Faktor lain yang menyebabkan adanya perbedaan antara hasil penelitian Al Bayati dengan yang dilakukan oleh penulis adalah oleh karena adanya perbedaan
teknik pembuatan ekstrak siwak yang digunakan. Uji antibakteri yang dilakukan oleh Al Bayati menggunakan metode difusi dengan menggunakan disc diffusion dan
dilusi. Pada penelitian Al Bayati, cairan penyari yang digunakan untuk membuat ekstrak siwak adalah akuades dan metanol, sedangkan cairan penyari yang digunakan
pada penelitian ini adalah etanol yang mana hal tersebut dapat mempengaruhi komponen zat yang terlarut di dalam ekstrak siwak.
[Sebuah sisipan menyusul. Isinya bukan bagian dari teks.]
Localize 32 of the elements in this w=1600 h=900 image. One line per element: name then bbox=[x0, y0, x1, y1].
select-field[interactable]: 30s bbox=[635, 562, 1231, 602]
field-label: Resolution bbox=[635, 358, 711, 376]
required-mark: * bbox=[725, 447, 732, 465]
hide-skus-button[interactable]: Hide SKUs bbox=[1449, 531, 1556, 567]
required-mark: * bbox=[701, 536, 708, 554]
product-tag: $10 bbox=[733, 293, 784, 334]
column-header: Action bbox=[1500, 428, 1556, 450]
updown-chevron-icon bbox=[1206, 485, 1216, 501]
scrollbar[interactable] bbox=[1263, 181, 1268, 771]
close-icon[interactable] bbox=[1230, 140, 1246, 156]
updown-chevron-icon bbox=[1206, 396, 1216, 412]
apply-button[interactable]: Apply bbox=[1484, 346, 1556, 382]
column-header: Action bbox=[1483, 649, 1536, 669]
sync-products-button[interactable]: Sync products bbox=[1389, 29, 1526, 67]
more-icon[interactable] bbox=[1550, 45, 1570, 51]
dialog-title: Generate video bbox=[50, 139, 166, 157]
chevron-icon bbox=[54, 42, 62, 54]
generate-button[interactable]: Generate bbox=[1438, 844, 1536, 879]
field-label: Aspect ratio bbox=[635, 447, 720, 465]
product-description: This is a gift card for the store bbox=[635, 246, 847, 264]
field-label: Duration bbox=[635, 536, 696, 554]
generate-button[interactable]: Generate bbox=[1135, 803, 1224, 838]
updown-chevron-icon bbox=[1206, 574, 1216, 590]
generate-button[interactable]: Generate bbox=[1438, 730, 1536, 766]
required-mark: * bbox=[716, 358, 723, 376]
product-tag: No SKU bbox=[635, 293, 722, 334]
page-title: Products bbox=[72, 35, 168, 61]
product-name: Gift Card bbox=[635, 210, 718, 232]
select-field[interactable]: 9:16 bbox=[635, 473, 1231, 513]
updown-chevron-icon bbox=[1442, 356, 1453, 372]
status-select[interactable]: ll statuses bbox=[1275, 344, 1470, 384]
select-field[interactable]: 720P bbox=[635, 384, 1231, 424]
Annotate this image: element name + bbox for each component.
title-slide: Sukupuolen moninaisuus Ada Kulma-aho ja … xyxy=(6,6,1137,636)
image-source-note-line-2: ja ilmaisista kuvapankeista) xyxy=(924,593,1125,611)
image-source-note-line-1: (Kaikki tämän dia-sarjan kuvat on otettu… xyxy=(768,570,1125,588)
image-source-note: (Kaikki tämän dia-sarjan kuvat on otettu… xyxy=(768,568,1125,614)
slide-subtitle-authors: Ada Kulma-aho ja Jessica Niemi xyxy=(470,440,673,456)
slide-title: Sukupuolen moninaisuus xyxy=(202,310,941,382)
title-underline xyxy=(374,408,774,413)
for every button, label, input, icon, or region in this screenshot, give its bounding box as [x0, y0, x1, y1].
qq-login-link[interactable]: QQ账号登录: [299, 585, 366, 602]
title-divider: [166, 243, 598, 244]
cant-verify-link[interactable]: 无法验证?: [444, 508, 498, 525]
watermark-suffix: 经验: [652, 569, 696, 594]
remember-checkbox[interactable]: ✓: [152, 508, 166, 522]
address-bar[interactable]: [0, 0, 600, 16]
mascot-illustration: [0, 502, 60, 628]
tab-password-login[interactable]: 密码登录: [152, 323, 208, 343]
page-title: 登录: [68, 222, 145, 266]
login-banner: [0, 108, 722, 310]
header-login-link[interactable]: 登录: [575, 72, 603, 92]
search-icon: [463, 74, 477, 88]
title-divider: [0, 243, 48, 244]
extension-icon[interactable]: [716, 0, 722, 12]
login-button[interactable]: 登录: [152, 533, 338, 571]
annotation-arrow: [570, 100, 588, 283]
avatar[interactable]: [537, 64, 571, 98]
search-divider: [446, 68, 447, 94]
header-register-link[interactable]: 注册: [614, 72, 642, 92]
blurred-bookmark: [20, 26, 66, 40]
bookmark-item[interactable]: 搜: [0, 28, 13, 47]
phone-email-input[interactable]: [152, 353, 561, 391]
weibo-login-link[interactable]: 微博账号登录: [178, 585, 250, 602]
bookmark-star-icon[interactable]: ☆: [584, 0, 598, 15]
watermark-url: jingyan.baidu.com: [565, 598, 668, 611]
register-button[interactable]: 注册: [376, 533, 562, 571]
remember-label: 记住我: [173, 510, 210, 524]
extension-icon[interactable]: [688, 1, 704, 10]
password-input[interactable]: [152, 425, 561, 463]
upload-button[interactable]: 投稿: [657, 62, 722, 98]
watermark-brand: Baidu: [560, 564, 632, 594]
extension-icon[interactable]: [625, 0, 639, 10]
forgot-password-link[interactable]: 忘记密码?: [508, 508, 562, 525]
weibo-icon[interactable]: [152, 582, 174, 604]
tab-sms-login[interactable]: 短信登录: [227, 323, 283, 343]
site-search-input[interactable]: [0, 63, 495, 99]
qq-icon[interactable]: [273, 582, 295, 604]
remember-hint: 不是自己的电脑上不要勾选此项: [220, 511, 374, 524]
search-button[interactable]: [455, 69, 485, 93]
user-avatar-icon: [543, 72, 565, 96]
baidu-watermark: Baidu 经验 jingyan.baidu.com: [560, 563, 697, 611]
Selain itu, pada penelitian Al
Bayati batang siwak dihancurkan sampai berupa bubuk, sedangkan batang siwak pada penelitian ini dihancurkan sampai berupa serat-serat halus yang mana hal tersebut
juga diduga mempengaruhi jumlah kandungan zat-zat antibakteri dalam siwak yang mampu ditarik oleh cairan penyari
17
. Selain itu cairan penyari yang digunakan oleh Al Bayati adalah metanol dan akuades, sedangkan pada penelitian ini menggunakan
cairan penyari etanol, perbedaan ini juga dapat mempengaruhi kemampuan cairan penyari dalam menarik zat aktif dalam siwak. Kelebihan metanol jika dibandingkan
dengan etanol yaitu metanol memiliki bentuk molekul yang lebih kecil sehingga dapat masuk ke pori-pori dan menarik senyawa aktif dari siwak, tetapi metanol lebih
toksik dibandingkan dengan etanol. Adapun resistensi E. faecalis pada setiap replikasi menunjukkan hasil yang
berbeda dapat disebabkan oleh adanya modifikasi dari; daerah target yang dapat dicapai oleh ekstrak etanol siwak, jalur masuk ekstrak etanol siwak menembus
membran sel E. faecalis, daya serap membran sel E.faecalis pengurangan konsentrasi intraseluler sel E. faecalis terhadap ekstrak etanol siwak, baik dengan
mengurangi permeabilitasnya ataupun melalui pompa aktif membran sel E. faecalis, inaktivasi enzim atau jumlah bakteri E. faecalis yang terlalu banyak.
17
Berdasarkan uraian tersebut, kemungkinan siwak dapat dikembangkan sebagai alternatif bahan irigasi saluran akar. Salah satu bentuk sediaan siwak yang
mungkin dibuat sebagai alternatif bahan irigasi saluran akar ialah berbentuk larutan, akan tetapi diperlukan penelitian lebih lanjut mengenai keefektifan bahan ini dalam
bentuk larutan untuk digunakan sebagai alternatif bahan irigasi saluran akar.